Wichtiges Signal der Alpin-Damen Martin Ertl
Die Ski Alpin-Kolumne von Martina Ertl

Wichtiges Signal der Alpin-Damen

Die jüngsten Ergebnisse im Slalom aus Schladming stimmen mich für die deutsche Damennationalmannschaft sehr zuversichtlich, was die Olympischen Spiele anbelangt.
Allen voran ist Lena Dürr Achtung zu zollen. Podestplätze hatte sie ja bereits in dieser Saison eingefahren, aber die Ergebnisse von Schladming sind meiner Meinung nach nicht hoch genug zu bewerten. Im Gegensatz zum Gelände und der Kursführung war und ist die Planai in Schladming einfach ein anderes Kaliber. Auf dieser schwierigen Piste sich einen Podestplatz zu erkämpfen, ist mehr als nur ein Silberstreif am Horizont, sondern eine Kampfansage, in Peking bei den Olympischen Spielen bei der Medaillenvergabe im Damenslalom ein Wort mitreden zu wollen und auch zu können.

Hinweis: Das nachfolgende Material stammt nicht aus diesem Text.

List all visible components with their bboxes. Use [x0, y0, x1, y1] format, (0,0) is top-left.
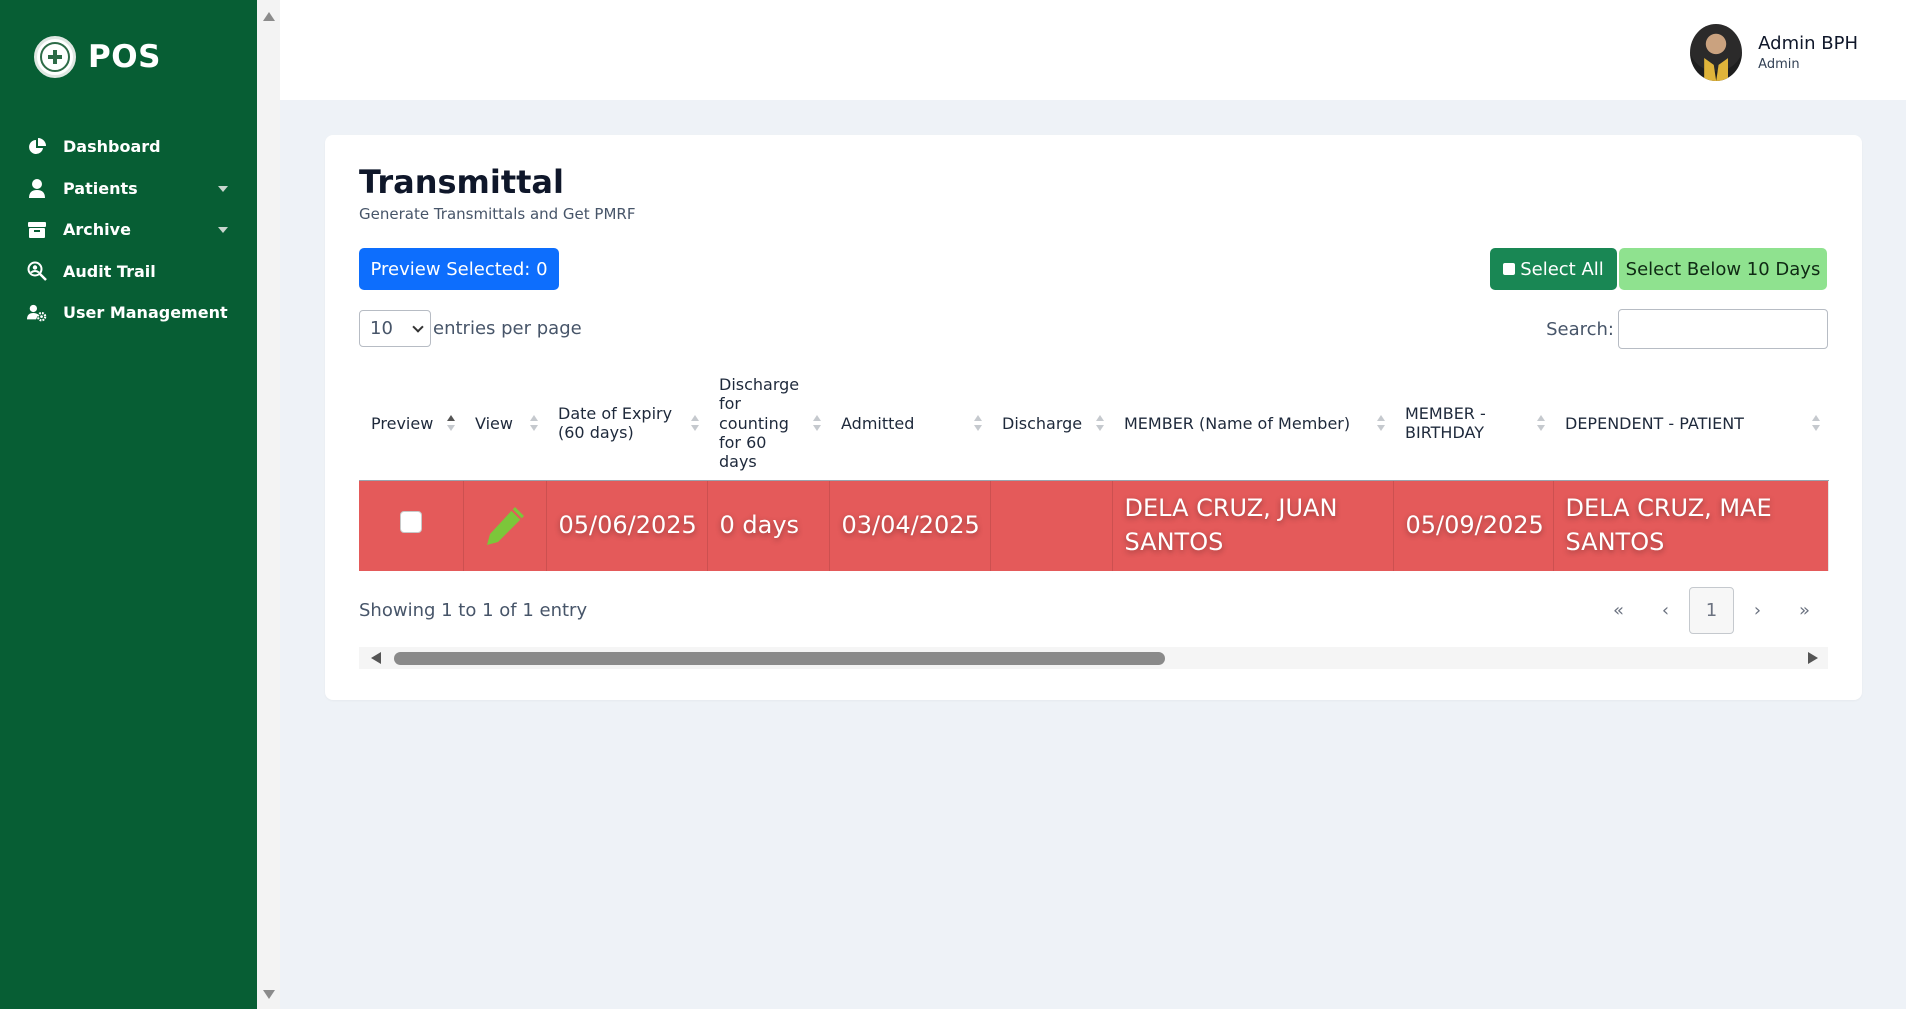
- row-checkbox[interactable]: [399, 510, 422, 533]
- member-name-cell: DELA CRUZ, JUAN SANTOS: [1112, 480, 1394, 571]
- sidebar-item-archive[interactable]: Archive: [0, 209, 257, 251]
- archive-box-icon: [27, 220, 47, 240]
- checkbox-icon: [1503, 263, 1516, 275]
- chevron-down-icon: [218, 185, 228, 192]
- column-header[interactable]: Date of Expiry (60 days): [546, 367, 707, 481]
- sidebar-item-audit-trail[interactable]: Audit Trail: [0, 251, 257, 293]
- select-below-10-days-button[interactable]: Select Below 10 Days: [1619, 248, 1827, 290]
- discharge-cell: [990, 480, 1113, 571]
- column-header[interactable]: View: [463, 367, 546, 481]
- column-header[interactable]: MEMBER - BIRTHDAY: [1393, 367, 1553, 481]
- preview-cell: [359, 480, 464, 571]
- sidebar-item-label: Patients: [63, 178, 138, 198]
- scroll-left-icon[interactable]: [371, 652, 381, 664]
- sort-icon: [530, 415, 538, 432]
- sidebar-nav: Dashboard Patients Archive Audit Trail U…: [0, 126, 257, 334]
- column-header[interactable]: Discharge for counting for 60 days: [707, 367, 829, 481]
- scroll-right-icon[interactable]: [1808, 652, 1818, 664]
- sort-icon: [1096, 415, 1104, 432]
- member-birthday-cell: 05/09/2025: [1393, 480, 1554, 571]
- sidebar-scrollbar[interactable]: [257, 0, 280, 1009]
- chevron-down-icon: [412, 320, 424, 333]
- sort-icon: [974, 415, 982, 432]
- brand-name: POS: [88, 39, 161, 75]
- sidebar-item-label: Dashboard: [63, 137, 161, 157]
- search-user-icon: [27, 261, 47, 282]
- sidebar-item-label: Archive: [63, 220, 131, 240]
- chart-pie-icon: [27, 137, 47, 157]
- column-header[interactable]: Admitted: [829, 367, 990, 481]
- search-label: Search:: [1546, 318, 1614, 340]
- entries-value: 10: [370, 318, 393, 339]
- table-row: 05/06/2025 0 days 03/04/2025 DELA CRUZ, …: [359, 480, 1829, 571]
- column-header[interactable]: DEPENDENT - PATIENT: [1553, 367, 1828, 481]
- first-page-button[interactable]: «: [1595, 587, 1642, 634]
- chevron-down-icon: [218, 227, 228, 233]
- user-role: Admin: [1758, 57, 1800, 72]
- sidebar-item-user-management[interactable]: User Management: [0, 292, 257, 334]
- sort-icon: [1537, 415, 1545, 432]
- avatar[interactable]: [1690, 24, 1743, 81]
- table-scrollbar[interactable]: [359, 647, 1828, 669]
- sort-icon: [447, 415, 455, 432]
- sidebar-item-patients[interactable]: Patients: [0, 168, 257, 210]
- entries-per-page: 10 entries per page: [359, 310, 582, 347]
- sidebar-item-dashboard[interactable]: Dashboard: [0, 126, 257, 168]
- sidebar-item-label: Audit Trail: [63, 261, 156, 281]
- sort-icon: [1377, 415, 1385, 432]
- page-button-current[interactable]: 1: [1689, 587, 1734, 634]
- brand[interactable]: POS: [34, 36, 161, 78]
- showing-info: Showing 1 to 1 of 1 entry: [359, 600, 588, 621]
- discharge-counting-cell: 0 days: [707, 480, 830, 571]
- next-page-button[interactable]: ›: [1734, 587, 1781, 634]
- user-icon: [27, 178, 47, 199]
- entries-select[interactable]: 10: [359, 310, 431, 347]
- user-menu[interactable]: Admin BPH Admin: [1690, 24, 1858, 81]
- page-subtitle: Generate Transmittals and Get PMRF: [359, 205, 636, 223]
- prev-page-button[interactable]: ‹: [1642, 587, 1689, 634]
- select-all-label: Select All: [1520, 258, 1604, 280]
- view-cell: [463, 480, 547, 571]
- sidebar: POS Dashboard Patients Archive Audit Tra…: [0, 0, 257, 1009]
- transmittal-card: Transmittal Generate Transmittals and Ge…: [325, 135, 1862, 700]
- users-gear-icon: [27, 303, 47, 323]
- last-page-button[interactable]: »: [1781, 587, 1828, 634]
- column-header[interactable]: MEMBER (Name of Member): [1112, 367, 1393, 481]
- sidebar-item-label: User Management: [63, 303, 228, 323]
- table-header-row: Preview View Date of Expiry (60 days) Di…: [359, 367, 1828, 481]
- search: Search:: [1546, 309, 1828, 349]
- column-header[interactable]: Preview: [359, 367, 463, 481]
- search-input[interactable]: [1618, 309, 1828, 349]
- date-of-expiry-cell: 05/06/2025: [546, 480, 708, 571]
- entries-label: entries per page: [433, 318, 582, 339]
- sort-icon: [691, 415, 699, 432]
- pencil-icon[interactable]: [484, 505, 526, 547]
- user-name: Admin BPH: [1758, 33, 1858, 54]
- column-header[interactable]: Discharge: [990, 367, 1112, 481]
- scroll-thumb[interactable]: [394, 652, 1165, 665]
- preview-selected-button[interactable]: Preview Selected: 0: [359, 248, 559, 290]
- select-all-button[interactable]: Select All: [1490, 248, 1617, 290]
- transmittal-table: Preview View Date of Expiry (60 days) Di…: [359, 367, 1829, 571]
- logo-icon: [34, 36, 76, 78]
- page-title: Transmittal: [359, 163, 564, 201]
- sort-icon: [813, 415, 821, 432]
- scroll-up-icon[interactable]: [263, 12, 275, 21]
- top-bar: Admin BPH Admin: [280, 0, 1906, 100]
- scroll-down-icon[interactable]: [263, 990, 275, 999]
- dependent-patient-cell: DELA CRUZ, MAE SANTOS: [1553, 480, 1829, 571]
- sort-icon: [1812, 415, 1820, 432]
- admitted-cell: 03/04/2025: [829, 480, 991, 571]
- pagination: « ‹ 1 › »: [1595, 587, 1828, 634]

Ebenso freut es mich, dass sich die Junge Emma Aicher das Ticket nach China nun auch ziehen konnte, nachdem sie bereits die „halbe“ Qualifikation eingefahren hatte. Sie hat es geschafft, sich den Druck, der mit der Qualifikationsanforderung für die Spiele auf ihr lastete, zu nehmen und den Ski laufen zu lassen. Die erst 18jährige verfügt über ein gutes Talent und ich wünsche dem Deutschen Skiverband eine gute Hand in ihrer Förderung; sie hat trotz ihrer Jugend schon eine ausgereifte Technik und auch die mentale Disposition für den Slalom. Man muss ihr einfach Zeit geben, sich letztlich an die Verhältnisse im Weltcup zu gewöhnen; ein schwieriges Gelände, vereiste Hänge, raffinierte Slalomführungen, das sind die Anforderungen in der Champions League der alpinen Damen, auf die man sich einzustellen hat. Auf jeden Fall haben wir in Peking eine interessante Tandemlösung, die für Ausrufezeichen gut ist.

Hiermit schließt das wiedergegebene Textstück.